Alex Atala foi a segunda atração do auditório Santander na primeira noite o Taste of São Paulo. Ao invés do cozinhar, ele preferiu falar sobre comida. O tema da sua palestra foi: ‘Repensando nossas conexões com o alimento’.

Durante 40 minutos, num auditório lotado, Alex falou sobre a conexão com o alimento, contou sobre sua carreira, do formato de suas casas e dos planos para futuro, brindando-nos com uma revelação. Diferente de alguns cozinheiros que admira, ele não pretende parar aos 50: “Estou fazendo 50 anos e vou trabalhar ainda mais. Eu não vou deixar de ser cozinheiro, eu não pretendo deixar de ser cozinheiro.”

Em função da riqueza do conteúdo, resolvemos entregar para você, leitor da Infood que não teve a felicidade de acompanhar ao vivo, a palestra completa.

 

Hoje eu não vou cozinhar, eu vou falar. E resolvi não cozinhar para falar de alimento. Vou começar falando de alimento, falando de delícias, de coisas que nos emocionam.

Atualmente, eu prefiro comer uma coisa ruim ao lado de quem eu gosto, do que comer uma coisa incrível com um chato.

Comer é prazer. Para ninguém ter dúvida: comer é prazer! Não dá para continuar cozinhando para pessoas que resolvem entender mais da comida do que do sabor que ela tem. A gastronomia está ficando talvez um pouco chata.

Quem tem que trabalhar com técnica é o cozinheiro. Quem come, come com a emoção. A comida não é melhor por que ela é mais cara. A comida não é melhor porque ela é importada. A comida não é melhor porque ela foi preparada por um chef de cozinha.  A comida é boa porque ela traz emoção, porque ela traz delícia.

A comida como prazer

Comer é reproduzir o que todos os seres vivos fazem. O homem transforma isto em prazer, e não podemos perder isso.
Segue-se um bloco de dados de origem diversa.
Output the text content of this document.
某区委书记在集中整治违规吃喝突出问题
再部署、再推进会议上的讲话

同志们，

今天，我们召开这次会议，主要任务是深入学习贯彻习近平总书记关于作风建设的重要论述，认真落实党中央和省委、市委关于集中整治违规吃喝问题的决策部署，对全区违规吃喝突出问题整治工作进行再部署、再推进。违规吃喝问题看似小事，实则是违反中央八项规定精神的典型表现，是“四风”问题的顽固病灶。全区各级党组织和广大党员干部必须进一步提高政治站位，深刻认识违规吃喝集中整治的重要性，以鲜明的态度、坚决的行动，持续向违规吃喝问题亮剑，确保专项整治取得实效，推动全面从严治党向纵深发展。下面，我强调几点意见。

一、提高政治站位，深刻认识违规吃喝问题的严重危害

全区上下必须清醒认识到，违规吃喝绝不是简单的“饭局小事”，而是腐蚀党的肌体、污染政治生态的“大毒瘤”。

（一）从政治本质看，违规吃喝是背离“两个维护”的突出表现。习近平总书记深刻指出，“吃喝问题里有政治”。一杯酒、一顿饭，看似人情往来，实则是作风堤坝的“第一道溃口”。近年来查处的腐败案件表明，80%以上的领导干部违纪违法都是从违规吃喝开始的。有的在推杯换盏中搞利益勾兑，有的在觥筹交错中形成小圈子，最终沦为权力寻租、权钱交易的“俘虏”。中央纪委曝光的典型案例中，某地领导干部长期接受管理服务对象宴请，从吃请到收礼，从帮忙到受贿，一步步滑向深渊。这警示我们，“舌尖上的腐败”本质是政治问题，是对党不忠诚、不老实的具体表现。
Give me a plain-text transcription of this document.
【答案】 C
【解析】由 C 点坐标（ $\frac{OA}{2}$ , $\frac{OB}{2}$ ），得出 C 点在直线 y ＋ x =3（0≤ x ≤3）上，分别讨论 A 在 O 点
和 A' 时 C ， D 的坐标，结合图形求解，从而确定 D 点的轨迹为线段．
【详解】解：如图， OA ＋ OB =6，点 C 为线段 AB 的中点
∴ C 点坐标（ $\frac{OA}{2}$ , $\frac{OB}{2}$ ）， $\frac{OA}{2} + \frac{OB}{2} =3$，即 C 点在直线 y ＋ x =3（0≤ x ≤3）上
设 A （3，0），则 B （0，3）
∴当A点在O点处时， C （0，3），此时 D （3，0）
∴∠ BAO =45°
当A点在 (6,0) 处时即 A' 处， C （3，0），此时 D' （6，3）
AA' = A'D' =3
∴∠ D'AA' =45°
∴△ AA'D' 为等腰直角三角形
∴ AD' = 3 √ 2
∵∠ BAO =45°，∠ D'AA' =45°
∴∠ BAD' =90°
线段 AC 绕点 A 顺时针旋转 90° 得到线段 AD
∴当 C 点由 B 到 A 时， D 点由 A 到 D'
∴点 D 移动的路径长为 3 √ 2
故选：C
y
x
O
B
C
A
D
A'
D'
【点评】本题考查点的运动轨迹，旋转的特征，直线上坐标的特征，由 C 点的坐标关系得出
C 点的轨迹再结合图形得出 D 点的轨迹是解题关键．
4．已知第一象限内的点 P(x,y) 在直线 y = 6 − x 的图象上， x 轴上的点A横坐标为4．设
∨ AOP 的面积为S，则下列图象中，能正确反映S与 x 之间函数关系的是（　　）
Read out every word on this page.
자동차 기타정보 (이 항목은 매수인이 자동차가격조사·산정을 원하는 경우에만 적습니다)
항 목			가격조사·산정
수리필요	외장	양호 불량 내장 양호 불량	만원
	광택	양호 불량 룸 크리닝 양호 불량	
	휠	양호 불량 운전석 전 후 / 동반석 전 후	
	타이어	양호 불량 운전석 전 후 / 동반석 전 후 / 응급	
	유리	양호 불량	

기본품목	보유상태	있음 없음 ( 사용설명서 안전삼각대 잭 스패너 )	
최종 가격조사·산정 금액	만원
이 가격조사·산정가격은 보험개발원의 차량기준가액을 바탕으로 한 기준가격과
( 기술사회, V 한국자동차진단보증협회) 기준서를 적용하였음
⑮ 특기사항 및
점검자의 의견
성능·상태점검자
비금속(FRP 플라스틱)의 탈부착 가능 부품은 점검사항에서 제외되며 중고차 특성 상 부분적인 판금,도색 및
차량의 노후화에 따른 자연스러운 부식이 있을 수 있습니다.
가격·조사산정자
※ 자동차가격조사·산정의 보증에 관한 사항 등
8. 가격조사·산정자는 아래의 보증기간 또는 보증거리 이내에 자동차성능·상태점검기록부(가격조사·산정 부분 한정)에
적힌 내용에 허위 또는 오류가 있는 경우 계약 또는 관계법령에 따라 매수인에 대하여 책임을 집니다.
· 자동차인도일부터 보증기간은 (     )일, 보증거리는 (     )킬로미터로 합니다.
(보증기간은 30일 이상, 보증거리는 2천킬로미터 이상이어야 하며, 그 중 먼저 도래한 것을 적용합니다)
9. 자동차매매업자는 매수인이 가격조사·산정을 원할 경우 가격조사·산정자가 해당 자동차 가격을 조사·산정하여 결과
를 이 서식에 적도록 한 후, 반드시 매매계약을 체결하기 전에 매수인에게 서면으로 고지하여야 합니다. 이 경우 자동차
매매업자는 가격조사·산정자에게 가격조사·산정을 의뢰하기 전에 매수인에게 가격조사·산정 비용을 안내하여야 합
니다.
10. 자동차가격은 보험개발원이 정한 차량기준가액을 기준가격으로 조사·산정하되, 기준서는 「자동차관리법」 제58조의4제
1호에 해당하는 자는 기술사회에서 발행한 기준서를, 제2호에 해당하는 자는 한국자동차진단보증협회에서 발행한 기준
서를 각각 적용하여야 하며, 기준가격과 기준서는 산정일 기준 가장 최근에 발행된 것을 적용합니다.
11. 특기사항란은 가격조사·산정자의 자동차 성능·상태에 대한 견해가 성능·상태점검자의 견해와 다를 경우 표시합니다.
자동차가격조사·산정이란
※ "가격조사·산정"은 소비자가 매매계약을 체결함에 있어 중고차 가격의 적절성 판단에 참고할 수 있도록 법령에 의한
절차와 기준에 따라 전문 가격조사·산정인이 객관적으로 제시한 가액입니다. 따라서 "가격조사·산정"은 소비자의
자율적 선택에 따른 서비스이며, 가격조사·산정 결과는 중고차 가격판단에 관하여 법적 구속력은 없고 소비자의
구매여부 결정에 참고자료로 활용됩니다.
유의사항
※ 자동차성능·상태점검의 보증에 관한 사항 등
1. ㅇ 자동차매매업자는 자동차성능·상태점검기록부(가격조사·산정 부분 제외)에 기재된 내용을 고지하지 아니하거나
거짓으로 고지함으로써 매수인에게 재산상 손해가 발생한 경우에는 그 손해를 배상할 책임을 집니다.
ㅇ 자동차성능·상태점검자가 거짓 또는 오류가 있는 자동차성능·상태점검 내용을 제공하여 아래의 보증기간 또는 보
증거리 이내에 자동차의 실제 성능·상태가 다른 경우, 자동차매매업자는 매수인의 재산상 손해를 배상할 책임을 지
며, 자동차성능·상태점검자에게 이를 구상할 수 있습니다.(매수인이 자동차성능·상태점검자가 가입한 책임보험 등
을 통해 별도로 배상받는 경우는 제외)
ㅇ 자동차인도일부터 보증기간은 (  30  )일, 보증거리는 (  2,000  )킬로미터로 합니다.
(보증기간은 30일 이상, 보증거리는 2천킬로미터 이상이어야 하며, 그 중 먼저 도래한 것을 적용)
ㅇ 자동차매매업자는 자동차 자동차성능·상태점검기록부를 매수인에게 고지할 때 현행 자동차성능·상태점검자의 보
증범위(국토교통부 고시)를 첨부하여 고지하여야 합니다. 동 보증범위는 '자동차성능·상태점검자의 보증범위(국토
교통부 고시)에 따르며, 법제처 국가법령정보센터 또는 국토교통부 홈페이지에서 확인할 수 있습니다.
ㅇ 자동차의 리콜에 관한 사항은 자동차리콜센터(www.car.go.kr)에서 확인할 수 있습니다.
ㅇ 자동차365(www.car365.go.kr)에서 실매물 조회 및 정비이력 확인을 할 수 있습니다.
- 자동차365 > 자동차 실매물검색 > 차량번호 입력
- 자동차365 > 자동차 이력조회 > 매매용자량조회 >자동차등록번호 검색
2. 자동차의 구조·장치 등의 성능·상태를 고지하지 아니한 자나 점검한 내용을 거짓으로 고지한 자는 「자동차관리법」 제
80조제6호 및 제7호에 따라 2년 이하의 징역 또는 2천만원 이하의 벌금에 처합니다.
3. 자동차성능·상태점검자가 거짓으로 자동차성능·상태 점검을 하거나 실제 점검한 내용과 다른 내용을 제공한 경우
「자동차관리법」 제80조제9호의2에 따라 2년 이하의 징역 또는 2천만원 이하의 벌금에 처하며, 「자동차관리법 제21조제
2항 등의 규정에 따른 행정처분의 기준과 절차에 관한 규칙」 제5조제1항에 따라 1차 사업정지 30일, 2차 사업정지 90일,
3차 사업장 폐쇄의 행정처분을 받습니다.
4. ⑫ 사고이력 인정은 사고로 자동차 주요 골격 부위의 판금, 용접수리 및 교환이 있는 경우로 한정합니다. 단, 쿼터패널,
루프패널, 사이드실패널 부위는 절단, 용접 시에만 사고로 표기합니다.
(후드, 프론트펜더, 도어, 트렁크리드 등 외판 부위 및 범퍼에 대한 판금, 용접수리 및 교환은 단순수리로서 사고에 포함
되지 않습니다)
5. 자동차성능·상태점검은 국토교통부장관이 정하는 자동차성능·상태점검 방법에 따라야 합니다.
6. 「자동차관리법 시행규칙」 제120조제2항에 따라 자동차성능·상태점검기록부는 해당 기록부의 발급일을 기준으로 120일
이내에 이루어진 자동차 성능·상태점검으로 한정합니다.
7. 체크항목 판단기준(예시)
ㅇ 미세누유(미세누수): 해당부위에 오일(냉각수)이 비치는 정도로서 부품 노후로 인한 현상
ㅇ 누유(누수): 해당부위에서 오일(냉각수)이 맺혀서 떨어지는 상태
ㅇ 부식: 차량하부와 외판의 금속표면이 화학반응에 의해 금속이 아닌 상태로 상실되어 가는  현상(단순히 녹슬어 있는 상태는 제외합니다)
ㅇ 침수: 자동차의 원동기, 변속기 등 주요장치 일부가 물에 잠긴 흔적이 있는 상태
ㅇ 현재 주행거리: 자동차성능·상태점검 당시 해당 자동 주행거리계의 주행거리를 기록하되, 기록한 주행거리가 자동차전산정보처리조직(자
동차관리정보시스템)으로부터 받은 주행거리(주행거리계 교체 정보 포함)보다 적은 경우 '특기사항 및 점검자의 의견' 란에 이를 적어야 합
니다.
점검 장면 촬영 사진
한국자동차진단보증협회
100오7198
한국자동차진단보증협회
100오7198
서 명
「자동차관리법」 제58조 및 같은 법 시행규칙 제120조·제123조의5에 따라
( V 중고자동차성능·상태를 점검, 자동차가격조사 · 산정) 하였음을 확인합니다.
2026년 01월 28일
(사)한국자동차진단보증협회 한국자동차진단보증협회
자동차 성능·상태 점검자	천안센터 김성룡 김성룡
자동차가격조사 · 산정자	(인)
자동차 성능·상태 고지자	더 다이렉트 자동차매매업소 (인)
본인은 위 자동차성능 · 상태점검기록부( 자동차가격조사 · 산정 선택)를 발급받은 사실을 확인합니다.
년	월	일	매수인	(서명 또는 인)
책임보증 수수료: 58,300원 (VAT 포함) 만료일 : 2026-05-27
Toda vez que eu falo do restaurante D.O.M., ou quando eu posto uma foto de um dos nossos pratos, alguém comenta “não cabe no buraquinho do meu dente. É um restaurante caro”. Deixa eu falar uma coisa para vocês: é verdade.  Não é barato e os pratos são pequenos.

Se eu for a um restaurante,  pedir um macarrão, e me servirem um macarrão pequenininho, eu vou ficar bravo. Só vou ficar ainda mais bravo se eu for a um sushibar e me servirem um sushi enorme.

Comida tem proporção. O que nós fazemos no D.O.M. é um menu degustação. Hoje, neste momento, nosso menu é composto de 21 passos. Eu sirvo 21 coisas diferentes.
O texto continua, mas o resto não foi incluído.